19 марта 1934 г. правительственный кабинет изучил доклад и совершенно серьезно задал вопрос, не следует ли считать основным потенциальным противником гитлеровскую Германию. Сэр Сэмюель Хоар, например, был с этим не согласен… В конечном итоге план перевооружения был отклонен как несвоевременный и слишком затратный, и было решено… передать вопрос на рассмотрение другой инстанции! Ею должен был стать министерский комитет (что звучало обнадеживающе), но только назывался он «Комитет по разоружению» (что оптимизма не вызывало). В комитет под председательством Рамсея Макдоналда вошли Стэнли Болдуин, Сэмюель Хоар, Невилл Чемберлен и представители трех родов войск. Снова был рассмотрен план Комитета по оборонным нуждам, но в силу наивысшего приоритета финансово-экономического возрождения (и личностей министров) в дискуссиях доминировал министр финансов Невилл Чемберлен. Несколько дней спустя он записал в дневнике: «Я предложил лично пересмотреть план с учетом соображений политического и экономического порядка. […] Я только что подготовил меморандум с новыми предложениями, нацеленными на снижение расходов за пятилетний период с 76 до 50 миллионов».

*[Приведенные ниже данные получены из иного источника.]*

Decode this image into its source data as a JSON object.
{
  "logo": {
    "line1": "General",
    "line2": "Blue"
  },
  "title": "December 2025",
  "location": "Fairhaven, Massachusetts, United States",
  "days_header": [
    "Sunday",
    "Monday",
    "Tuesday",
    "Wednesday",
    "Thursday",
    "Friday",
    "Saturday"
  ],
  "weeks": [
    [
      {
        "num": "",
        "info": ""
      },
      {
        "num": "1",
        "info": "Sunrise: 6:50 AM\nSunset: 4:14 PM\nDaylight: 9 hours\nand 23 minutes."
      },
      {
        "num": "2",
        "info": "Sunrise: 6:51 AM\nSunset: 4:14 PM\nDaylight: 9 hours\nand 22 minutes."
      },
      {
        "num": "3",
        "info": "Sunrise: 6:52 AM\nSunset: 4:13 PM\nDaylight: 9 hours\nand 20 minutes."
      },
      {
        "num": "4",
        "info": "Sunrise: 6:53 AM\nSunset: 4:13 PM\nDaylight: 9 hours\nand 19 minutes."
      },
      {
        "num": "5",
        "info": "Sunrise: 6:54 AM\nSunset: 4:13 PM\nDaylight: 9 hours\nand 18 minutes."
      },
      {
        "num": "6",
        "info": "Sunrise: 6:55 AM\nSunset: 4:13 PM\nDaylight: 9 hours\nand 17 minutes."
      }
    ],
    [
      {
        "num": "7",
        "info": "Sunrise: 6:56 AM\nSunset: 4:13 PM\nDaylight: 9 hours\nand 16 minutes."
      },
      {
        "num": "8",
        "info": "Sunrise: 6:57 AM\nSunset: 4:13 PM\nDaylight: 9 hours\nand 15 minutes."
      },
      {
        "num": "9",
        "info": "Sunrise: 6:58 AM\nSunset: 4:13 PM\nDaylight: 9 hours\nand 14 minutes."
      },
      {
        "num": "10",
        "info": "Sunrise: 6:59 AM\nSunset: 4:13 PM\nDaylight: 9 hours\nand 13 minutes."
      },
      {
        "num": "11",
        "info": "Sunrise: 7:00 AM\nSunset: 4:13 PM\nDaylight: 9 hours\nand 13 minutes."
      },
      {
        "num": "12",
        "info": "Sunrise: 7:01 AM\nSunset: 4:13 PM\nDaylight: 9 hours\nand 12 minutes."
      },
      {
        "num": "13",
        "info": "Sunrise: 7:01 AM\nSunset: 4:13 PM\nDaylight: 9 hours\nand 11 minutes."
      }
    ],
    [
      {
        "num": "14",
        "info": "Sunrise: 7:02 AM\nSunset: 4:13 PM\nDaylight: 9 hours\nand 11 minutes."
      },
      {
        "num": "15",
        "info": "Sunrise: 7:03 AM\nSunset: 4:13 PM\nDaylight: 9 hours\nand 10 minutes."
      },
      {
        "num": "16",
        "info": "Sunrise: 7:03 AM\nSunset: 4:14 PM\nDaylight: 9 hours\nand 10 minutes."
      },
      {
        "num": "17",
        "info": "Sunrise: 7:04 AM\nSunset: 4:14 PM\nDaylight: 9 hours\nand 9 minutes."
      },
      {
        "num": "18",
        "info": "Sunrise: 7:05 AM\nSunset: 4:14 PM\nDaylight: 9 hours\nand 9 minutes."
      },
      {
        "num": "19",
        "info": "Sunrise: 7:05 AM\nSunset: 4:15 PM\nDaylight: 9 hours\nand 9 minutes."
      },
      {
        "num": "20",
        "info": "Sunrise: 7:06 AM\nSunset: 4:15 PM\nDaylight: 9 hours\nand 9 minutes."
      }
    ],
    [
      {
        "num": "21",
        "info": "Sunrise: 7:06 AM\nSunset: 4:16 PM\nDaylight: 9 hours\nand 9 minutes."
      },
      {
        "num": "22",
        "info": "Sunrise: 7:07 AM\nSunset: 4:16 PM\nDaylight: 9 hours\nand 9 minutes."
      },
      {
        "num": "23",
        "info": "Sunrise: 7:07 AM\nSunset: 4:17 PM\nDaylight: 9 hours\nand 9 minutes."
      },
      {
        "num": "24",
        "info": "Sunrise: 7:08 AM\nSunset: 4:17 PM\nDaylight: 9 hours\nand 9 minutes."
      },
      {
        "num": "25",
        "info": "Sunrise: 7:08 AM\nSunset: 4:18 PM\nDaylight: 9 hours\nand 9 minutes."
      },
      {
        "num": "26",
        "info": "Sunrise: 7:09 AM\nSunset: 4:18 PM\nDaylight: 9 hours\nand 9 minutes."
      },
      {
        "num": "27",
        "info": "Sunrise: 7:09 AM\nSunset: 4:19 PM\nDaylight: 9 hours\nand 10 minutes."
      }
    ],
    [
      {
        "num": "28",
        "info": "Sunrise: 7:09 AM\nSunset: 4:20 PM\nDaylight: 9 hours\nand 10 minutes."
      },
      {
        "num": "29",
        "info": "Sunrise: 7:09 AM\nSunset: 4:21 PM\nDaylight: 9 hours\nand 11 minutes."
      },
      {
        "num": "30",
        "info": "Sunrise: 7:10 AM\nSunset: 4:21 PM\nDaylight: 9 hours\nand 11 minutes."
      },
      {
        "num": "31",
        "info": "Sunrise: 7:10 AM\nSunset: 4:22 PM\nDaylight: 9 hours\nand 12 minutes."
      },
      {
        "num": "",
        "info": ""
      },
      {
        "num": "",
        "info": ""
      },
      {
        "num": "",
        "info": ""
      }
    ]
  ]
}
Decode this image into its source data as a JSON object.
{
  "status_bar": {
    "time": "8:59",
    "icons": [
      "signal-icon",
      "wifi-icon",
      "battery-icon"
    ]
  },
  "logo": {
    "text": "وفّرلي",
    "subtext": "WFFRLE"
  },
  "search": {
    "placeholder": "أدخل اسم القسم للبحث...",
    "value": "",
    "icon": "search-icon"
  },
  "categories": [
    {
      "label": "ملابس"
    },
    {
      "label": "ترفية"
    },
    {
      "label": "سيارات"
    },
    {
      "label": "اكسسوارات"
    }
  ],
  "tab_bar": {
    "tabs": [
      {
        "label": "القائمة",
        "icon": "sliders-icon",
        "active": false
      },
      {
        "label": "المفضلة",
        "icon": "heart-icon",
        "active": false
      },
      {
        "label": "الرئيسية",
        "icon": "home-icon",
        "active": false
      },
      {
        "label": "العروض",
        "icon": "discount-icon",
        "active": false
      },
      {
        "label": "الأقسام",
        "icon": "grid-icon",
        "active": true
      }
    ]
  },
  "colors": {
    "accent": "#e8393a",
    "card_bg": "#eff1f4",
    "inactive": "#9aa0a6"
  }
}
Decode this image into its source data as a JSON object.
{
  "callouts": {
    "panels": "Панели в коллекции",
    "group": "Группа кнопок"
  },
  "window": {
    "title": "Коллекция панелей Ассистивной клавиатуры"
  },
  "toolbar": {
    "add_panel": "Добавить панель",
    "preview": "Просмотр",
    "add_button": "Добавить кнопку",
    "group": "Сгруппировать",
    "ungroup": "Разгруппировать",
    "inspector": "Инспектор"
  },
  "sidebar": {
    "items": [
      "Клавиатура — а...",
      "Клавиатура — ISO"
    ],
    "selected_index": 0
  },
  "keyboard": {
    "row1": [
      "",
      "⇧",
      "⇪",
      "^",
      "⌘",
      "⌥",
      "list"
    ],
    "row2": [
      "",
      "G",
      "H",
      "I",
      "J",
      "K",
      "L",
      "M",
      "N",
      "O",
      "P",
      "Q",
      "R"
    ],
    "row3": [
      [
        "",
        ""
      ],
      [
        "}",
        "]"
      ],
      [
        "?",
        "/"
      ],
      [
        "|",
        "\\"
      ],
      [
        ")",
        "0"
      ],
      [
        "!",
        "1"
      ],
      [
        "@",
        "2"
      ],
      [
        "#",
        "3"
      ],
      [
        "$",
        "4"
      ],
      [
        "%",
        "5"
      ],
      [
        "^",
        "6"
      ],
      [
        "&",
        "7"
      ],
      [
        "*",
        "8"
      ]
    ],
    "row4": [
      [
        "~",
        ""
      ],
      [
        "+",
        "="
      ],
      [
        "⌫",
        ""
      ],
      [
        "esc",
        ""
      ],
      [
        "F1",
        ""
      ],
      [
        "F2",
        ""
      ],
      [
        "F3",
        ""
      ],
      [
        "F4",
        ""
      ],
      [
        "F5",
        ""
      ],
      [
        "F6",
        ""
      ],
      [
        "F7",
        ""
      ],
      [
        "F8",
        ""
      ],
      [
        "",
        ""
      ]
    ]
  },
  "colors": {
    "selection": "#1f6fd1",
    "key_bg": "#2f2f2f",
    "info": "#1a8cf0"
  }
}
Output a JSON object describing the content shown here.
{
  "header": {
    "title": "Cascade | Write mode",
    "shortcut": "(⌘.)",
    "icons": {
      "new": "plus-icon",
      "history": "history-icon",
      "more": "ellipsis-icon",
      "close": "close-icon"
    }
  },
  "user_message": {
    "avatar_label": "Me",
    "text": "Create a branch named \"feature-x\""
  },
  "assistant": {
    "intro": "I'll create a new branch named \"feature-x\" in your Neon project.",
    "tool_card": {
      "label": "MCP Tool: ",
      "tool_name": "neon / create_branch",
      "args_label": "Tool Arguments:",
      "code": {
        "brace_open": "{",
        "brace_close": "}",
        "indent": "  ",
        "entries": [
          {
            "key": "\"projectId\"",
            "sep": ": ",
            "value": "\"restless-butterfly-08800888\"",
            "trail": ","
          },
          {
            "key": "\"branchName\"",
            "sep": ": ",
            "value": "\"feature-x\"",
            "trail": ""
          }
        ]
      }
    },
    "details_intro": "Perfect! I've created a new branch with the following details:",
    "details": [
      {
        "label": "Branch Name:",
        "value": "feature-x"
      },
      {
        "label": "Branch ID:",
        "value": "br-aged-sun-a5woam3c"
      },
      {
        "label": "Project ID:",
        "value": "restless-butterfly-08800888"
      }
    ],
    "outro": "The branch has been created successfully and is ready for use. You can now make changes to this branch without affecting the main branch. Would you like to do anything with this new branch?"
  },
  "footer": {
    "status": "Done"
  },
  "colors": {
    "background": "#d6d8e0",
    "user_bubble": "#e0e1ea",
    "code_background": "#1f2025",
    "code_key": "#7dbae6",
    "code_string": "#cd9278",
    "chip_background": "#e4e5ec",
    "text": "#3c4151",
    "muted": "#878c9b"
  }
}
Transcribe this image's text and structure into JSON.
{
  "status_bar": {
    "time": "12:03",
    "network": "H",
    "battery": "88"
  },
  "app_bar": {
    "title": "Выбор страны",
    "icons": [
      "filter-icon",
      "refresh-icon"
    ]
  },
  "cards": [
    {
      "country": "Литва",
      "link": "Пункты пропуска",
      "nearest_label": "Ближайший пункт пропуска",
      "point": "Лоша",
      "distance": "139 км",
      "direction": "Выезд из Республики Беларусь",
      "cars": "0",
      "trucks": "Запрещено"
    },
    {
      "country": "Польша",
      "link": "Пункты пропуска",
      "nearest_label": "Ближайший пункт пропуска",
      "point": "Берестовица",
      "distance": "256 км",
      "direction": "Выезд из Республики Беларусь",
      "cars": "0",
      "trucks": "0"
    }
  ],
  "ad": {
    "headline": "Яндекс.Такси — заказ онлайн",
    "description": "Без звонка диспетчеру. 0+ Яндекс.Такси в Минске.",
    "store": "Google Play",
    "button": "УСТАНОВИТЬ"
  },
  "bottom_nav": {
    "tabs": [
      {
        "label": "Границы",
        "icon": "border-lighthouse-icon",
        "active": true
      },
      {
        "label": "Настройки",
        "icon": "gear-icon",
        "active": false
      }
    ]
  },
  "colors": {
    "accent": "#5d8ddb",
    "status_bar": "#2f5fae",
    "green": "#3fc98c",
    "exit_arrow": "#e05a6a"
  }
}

Сокращение затрат было проведено за счет сухопутной армии – Золушки вооруженных сил. Из соображений экономии Чемберлен воспротивился формированию экспедиционного корпуса для действий на континенте и отложил модернизацию военного флота, зато авиация оказалась в относительно более привилегированном положении, поскольку комитет все же выделил на ее нужды двадцать миллионов фунтов. Теперь можно было сформировать сорок одну эскадрилью… что было каплей в море по сравнению с масштабным развертыванием авиачастей в Германии в то же время, тем более что средства выделялись на период в пять лет, предоставлялись частями по крохам и ни одно из ведомств не утруждало себя контролем фактических платежей! Военные составляли рапорты о тревожных прорехах в обороноспособности страны, дипломаты в еще большем количестве слали отчеты о стремительных темпах вооружения Германии и пагубных последствиях сбивчивого британского внешнеполитического курса – огромное количество документов, которые в правительстве никто не удосужился прочитать! Напротив, Министерство иностранных дел немедленно отзывало работников посольств, чьи донесения не нравились нацистам, как это было в случае британского вице-консула в Ганновере и посла Хораса Румбольда и его преемника Эрика Фиппса. Большинство военных и дипломатов в конце концов прекратили попытки достучаться до сознания своих начальников, но среди тех, кто не захотел отступиться, нашлись люди, вспомнившие об Уинстоне Черчилле…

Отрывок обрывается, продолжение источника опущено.